Kimberlee Kihleng
Advisor
Kimberlee S. Kihleng earned both her MA and PhD in anthropology from the University of Hawai’i at Manoa in 1986 and 1996, respectively. She holds a BA in anthropology from the University of Arizona, which was awarded in 1980.
Dr. Kihleng is the executive director of the Guam Humanities Council, an independent nonprofit organization working in cooperation with the National Endowment for the Humanities to promote community humanities programming for the people of Guam. These programs include family literacy, community grants, interpretive exhibitions, a lending resource center, documentary films and discussions, an online encyclopedia (Guampedia), cultural workshops and performances, and community conversations.

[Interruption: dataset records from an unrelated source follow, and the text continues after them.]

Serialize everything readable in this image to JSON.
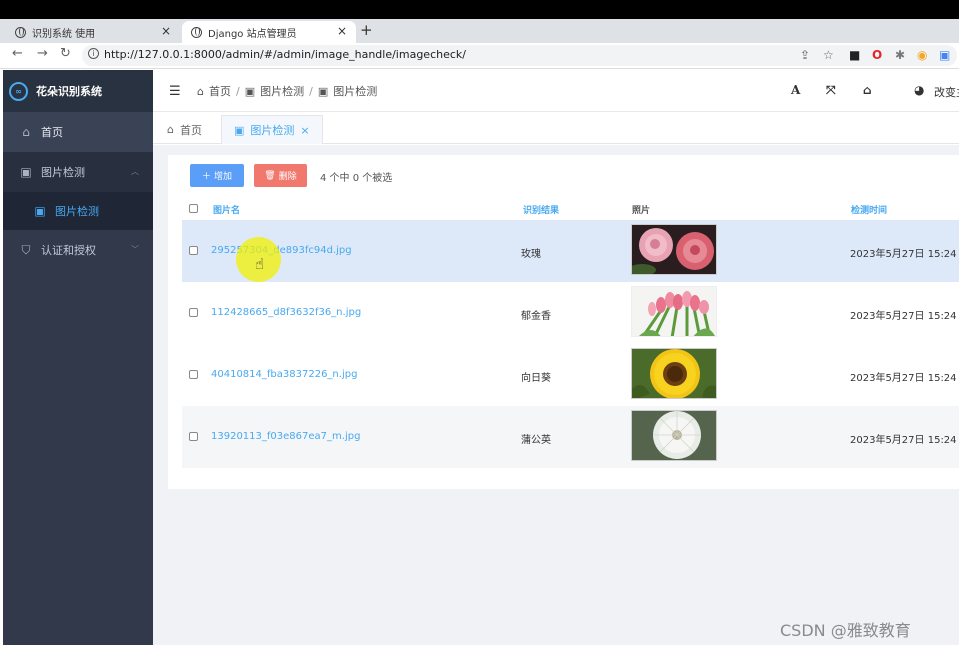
{
  "browser": {
    "tabs": [
      {
        "title": "识别系统 使用"
      },
      {
        "title": "Django 站点管理员"
      }
    ],
    "new_tab": "+",
    "close": "×",
    "url": "http://127.0.0.1:8000/admin/#/admin/image_handle/imagecheck/"
  },
  "app": {
    "logo": "∞",
    "title": "花朵识别系统"
  },
  "sidebar": {
    "home": "首页",
    "group": "图片检测",
    "sub_item": "图片检测",
    "auth": "认证和授权"
  },
  "header": {
    "breadcrumb": [
      "首页",
      "图片检测",
      "图片检测"
    ],
    "font_icon": "A",
    "change_theme": "改变主题"
  },
  "tabs": {
    "home": "首页",
    "current": "图片检测",
    "close": "×"
  },
  "toolbar": {
    "add": "增加",
    "delete": "删除",
    "selection": "4 个中 0 个被选"
  },
  "table": {
    "columns": [
      "图片名",
      "识别结果",
      "照片",
      "检测时间"
    ],
    "rows": [
      {
        "name": "295257304_de893fc94d.jpg",
        "result": "玫瑰",
        "time": "2023年5月27日 15:24",
        "photo": "rose"
      },
      {
        "name": "112428665_d8f3632f36_n.jpg",
        "result": "郁金香",
        "time": "2023年5月27日 15:24",
        "photo": "tulip"
      },
      {
        "name": "40410814_fba3837226_n.jpg",
        "result": "向日葵",
        "time": "2023年5月27日 15:24",
        "photo": "sunflower"
      },
      {
        "name": "13920113_f03e867ea7_m.jpg",
        "result": "蒲公英",
        "time": "2023年5月27日 15:24",
        "photo": "dandelion"
      }
    ]
  },
  "watermark": "CSDN @雅致教育"
}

Prior to her current position at the Council, Kihleng served as the executive director of Mission Houses Museum, a fully accredited history museum and national historic landmark in Honolulu’s Capitol District focusing on Hawaiian and Pacific history, culture, and art. From 1997 to 2000, Kihleng was the visiting scholar in Micronesian Studies at the University of Guam as well as coordinator of the Women and Gender Studies Program. In the late 1980s, she served as the first Historic Preservation Officer for the FSM national government.
Kihleng, a Fulbright Scholar, has carried-out long-term ethnographic research in Pohnpei Island, Federated States of Micronesia (FSM) as well as a short-term ethnographic study in the Republic of Palau.